If I had to lend a measurement to how unreasonable this argument is, I’d score it at 3 Shalveys, minimum.
“If you understand the process, you understand the results a little better.”
So I’ll ask again, how exactly does Chaykin’s choice of pencil help me understand the results of hanging a dude and calling him a slur? How does knowing Waid’s choice of plotting technique aid in processing how tone deaf and weird his latest few comics have been at unpacking social issues? And generally in the case of many cape comics now, why should I care about repetitive art that does nothing particularly interesting, and is constantly helmed by blase middle-aged white dudes with nothing interesting to say? Less snarky, far more effective takedowns than my previous sentence have been carried out by a slew of talented women in the last few years, and yet vague tweet storms from comic industry wannabes who are trying to hobnob with professionals 100% focus on this article’s argument and say nary a thing about some of the most comprehensive, diverse crit across mediums.
This article is, in my opinion, far and away the most cogent, reasonable, and least condescending way to frame this discussion, and yet it is fully undermined by that same fact: it is nothing but a distillation of shitty, weird, sort of comically hyper-masculine undercurrent of dudes with too much time on their hands who want to justify their lack of drawing skill by learning how to letter and *do things the comics way* and then shitting on the people across the aisle who learned how to write.
“It will help keep you from writing something vitriolic that might prove embarrassing later, also.”
Whoops.
“It broadens your horizons in a way that nothing else can. You can not only see what’s wrong, but express yourself more clearly for why you think that..
Try it.”
How did learning these things aid in effectively expressing myself? That is its own talent in any discipline. Knowledge is just a pile of facts and habits. Sharing knowledge is a separate skill that requires separate bundles of knowledge.
“Coloring and Inking are those things that too many people think is easy. You’re just going over the stuff the artist already did. The hard part is done, right? Just fill in the rest.”
Who is saying this??
“And when I see something I recognize from my relatively brief struggles with the creative process showing up in a final comic, it excites me. I know it. I can explain it. That’s the power of reviewing from a position of some experience.”
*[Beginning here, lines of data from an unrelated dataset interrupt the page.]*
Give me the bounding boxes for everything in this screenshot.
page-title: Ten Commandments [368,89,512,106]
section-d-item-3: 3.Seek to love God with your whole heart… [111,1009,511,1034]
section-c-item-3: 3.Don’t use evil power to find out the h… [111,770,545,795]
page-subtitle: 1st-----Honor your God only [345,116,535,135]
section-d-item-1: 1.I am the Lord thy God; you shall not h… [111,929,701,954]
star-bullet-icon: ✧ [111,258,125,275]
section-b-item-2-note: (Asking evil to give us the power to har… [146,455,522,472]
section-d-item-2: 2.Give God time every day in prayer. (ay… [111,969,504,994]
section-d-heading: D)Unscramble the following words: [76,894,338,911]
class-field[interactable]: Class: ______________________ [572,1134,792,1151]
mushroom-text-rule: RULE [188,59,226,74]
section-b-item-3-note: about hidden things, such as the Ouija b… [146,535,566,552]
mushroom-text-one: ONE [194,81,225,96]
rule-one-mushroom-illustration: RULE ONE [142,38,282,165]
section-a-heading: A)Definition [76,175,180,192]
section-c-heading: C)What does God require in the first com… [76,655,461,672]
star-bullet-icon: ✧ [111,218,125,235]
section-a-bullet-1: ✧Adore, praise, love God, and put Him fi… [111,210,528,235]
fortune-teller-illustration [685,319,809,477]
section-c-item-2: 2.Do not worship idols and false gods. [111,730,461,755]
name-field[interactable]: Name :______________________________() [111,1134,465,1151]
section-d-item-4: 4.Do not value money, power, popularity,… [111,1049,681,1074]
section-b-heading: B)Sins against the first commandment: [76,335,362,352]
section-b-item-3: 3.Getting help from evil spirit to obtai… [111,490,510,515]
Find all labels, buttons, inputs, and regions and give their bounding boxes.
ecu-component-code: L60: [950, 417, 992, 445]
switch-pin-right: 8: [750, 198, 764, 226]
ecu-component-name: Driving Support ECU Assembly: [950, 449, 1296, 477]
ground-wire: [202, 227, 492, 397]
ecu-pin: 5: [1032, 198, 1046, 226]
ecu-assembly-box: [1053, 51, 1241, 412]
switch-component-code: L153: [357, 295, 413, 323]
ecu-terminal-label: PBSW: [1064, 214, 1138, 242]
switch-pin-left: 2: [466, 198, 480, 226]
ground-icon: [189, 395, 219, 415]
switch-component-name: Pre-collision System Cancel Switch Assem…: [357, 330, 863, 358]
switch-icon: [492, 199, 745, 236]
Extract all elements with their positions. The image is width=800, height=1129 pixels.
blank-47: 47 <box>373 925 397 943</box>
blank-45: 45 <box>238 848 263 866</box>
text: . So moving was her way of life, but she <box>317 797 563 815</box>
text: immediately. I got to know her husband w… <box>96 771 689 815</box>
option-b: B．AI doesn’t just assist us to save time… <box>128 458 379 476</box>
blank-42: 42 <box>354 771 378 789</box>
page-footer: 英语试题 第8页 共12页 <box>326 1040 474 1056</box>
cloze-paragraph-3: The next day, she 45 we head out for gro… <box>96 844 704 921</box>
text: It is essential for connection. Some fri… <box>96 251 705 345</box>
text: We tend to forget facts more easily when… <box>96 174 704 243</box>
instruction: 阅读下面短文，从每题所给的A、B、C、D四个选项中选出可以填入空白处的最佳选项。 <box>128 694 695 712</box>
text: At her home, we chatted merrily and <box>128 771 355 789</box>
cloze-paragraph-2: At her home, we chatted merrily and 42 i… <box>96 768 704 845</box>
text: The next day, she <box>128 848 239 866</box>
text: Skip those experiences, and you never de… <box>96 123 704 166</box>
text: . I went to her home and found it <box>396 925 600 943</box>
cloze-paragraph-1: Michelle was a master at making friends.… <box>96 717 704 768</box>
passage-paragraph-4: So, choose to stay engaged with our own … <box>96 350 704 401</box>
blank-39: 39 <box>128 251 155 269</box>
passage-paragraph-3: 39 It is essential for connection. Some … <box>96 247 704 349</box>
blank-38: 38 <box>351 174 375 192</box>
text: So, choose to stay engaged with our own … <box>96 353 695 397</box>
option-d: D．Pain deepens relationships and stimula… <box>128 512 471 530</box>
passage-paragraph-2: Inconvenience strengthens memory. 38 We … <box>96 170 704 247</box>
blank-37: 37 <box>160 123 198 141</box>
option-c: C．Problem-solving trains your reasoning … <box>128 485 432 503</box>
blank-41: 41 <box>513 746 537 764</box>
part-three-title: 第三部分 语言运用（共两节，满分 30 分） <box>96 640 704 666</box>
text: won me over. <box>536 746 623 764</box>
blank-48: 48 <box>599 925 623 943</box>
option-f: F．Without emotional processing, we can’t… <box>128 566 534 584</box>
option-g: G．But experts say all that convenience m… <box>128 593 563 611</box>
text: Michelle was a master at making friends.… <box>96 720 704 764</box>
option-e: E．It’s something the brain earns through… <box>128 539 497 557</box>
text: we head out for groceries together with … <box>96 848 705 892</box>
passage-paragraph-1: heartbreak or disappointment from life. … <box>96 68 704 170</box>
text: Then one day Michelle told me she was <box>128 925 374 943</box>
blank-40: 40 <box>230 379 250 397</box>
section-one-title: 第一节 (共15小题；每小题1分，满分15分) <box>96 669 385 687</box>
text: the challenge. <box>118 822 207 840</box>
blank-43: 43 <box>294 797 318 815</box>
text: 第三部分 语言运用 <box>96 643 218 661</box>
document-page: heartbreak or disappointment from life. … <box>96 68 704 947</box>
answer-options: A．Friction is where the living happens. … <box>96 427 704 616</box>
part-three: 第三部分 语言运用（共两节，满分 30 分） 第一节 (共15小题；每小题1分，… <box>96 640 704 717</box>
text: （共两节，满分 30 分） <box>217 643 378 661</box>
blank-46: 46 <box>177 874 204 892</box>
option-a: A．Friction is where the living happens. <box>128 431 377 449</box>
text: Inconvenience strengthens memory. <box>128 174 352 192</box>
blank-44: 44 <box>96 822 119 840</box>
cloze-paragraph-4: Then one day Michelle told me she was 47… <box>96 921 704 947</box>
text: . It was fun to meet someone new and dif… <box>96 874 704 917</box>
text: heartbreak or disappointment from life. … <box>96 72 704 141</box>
What you struggled with is part of the act of creating. It is not part of the work. It is the cause of the work. You are excited because you are doing a post-mortem of the living act of creating art. The rest of us are excited by the living act of experiencing the work itself and the feelings it stirs and we sort of just don’t care at all about the dead corpse of its labor that passed on so we could just fucking enjoy it.
“The best way to learn something is by doing it, right?”
People should learn to be artists in order to talk about the art? It seems a much more genuine take is just, simply, try. Give it a try! Just try to talk about the art. See, not such a bad suggestion! That sounds less condescending and doesn’t as obviously betray the fact you all are just trying to break into the industry.